Diante dos 60 anos do golpe que instalou a Ditadura Militar no Brasil, o presidente Luiz Inácio Lula da Silva (PT) dobrou a aposta em seu comportamento conciliatório. O petista vetou qualquer ato oficial de seus ministérios recordando a data e, antes disso, acumulou falas em que classifica os esforços de memória dos anos de chumbo sob termos como “remoer o passado”. Autora do recém-lançado "A Máquina do Golpe - 1964: Como Foi Desmontada a Democracia no Brasil" (Companhia das Letras, 2024), a historiadora e professora da UFMG, Heloisa Starling conversou com o Estado de Minas e questionou o comportamento do chefe do Executivo.

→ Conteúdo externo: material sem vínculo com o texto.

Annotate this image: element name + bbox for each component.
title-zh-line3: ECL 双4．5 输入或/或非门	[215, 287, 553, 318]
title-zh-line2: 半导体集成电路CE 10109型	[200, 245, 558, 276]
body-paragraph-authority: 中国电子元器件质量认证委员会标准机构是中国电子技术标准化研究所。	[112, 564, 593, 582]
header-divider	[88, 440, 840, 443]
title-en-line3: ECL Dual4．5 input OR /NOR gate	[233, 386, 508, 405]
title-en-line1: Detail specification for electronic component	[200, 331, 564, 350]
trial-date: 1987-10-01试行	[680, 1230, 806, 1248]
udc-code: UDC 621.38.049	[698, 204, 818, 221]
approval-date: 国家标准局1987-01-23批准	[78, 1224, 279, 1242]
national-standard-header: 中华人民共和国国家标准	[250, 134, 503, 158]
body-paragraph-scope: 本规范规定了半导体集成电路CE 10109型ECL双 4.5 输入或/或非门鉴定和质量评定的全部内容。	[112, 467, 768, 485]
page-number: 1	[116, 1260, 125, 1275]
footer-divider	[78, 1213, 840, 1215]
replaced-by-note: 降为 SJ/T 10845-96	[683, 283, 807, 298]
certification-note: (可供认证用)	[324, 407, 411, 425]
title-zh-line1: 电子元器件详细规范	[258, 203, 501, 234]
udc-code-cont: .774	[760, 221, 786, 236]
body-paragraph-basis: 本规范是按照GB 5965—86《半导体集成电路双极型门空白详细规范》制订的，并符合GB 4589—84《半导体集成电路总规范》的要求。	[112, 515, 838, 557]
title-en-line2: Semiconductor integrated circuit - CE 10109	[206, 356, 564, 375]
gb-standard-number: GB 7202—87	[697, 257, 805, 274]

Em falas recentes, Lula coloca panos quentes na relação com o comando atual das Forças Armadas, na mira da Justiça por possível participação nos planos de ruptura democrática conspirados durante o governo de Jair Bolsonaro (PL). O presidente tem como argumento repetido o fato de que os atuais generais eram crianças ou sequer tinham nascido quando o golpe de 1964 foi perpetrado. Para Starling, a fala não leva em consideração que a formação dos militares atuais é fortemente influenciada pelos ideais dos que tomaram o poder há seis décadas.

 




“Há um equívoco nessa fala do presidente. Ele está dizendo que os generais eram crianças, mas não eram. Esses generais e o próprio Bolsonaro foram treinados na formação militar deles por militares que não só participaram do golpe, como participaram da repressão da ditadura brasileira. É assim que se forma uma ideologia. Eles não precisam estar do lado do Mourão saindo de Juiz de Fora, eles foram formados por militares que atuaram diretamente na repressão. Por isso que evocam a Ditadura Militar como essa utopia autoritária”, afirma a professora.

 

 

Para a historiadora, conhecer detalhadamente a dinâmica de fatos no passado não significa uma incapacidade de superar eventos que já ocorreram, mas sim a possibilidade de acumular repertório para reconhecer os riscos atuais. Starling ainda destaca que o momento contemporâneo do Brasil é ideal para rever o papel dos militares diante da república.

 

“Outro equívoco que há na fala do Lula é que conhecer a história do golpe significa formar um repertório para que a gente possa defender a democracia no presente. E penso que o Brasil tem hoje uma oportunidade que não deveria perder: a de alterar e por fim no que eu chamo de tutela militar sobre a república. É preciso fazer uma boa discussão na sociedade para que a gente possa definir o que é o projeto de atuação das forças armadas, como vamos tirar a ambiguidade na leitura do artigo 142 da Constituição e a terceira coisa é fazer com que as escolas militares tenham o mesmo currículo que o restante das escolas do Brasil, elas não podem ter um currículo próprio, as forças armadas não estão à parte do país”, conclui.

 

"A Máquina do Golpe - 1964: Como Foi Desmontada a Democracia no Brasil" será lançado em fascículos digitais pela Companhia das Letras. Os dois primeiros capítulos foram publicados em março e estão disponíveis para download na biblioteca digital de plataformas como o Google, Apple e Amazon por R$ 9,90. Mais dois capítulos serão lançados em abril e os dois últimos em maio. Ainda no primeiro semestre, a editora publicará a versão física reunindo o conteúdo completo da obra.

 

A entrevista com a professora Heloisa Starling foi publicada na íntegra no caderno Pensar do último sábado (30/3), em edição especial sobre os 60 anos do golpe. À reportagem, a historiadora falou mais sobre o contexto que permitiu o sucesso dos golpistas em 1964, tratou sobre a importância de se recordar o passado para a construção de um repertório de defesa da democracia e comentou eventos atuais que ainda ecoam os anos de chumbo, como os atos antidemocráticos de 8 de janeiro de 2023.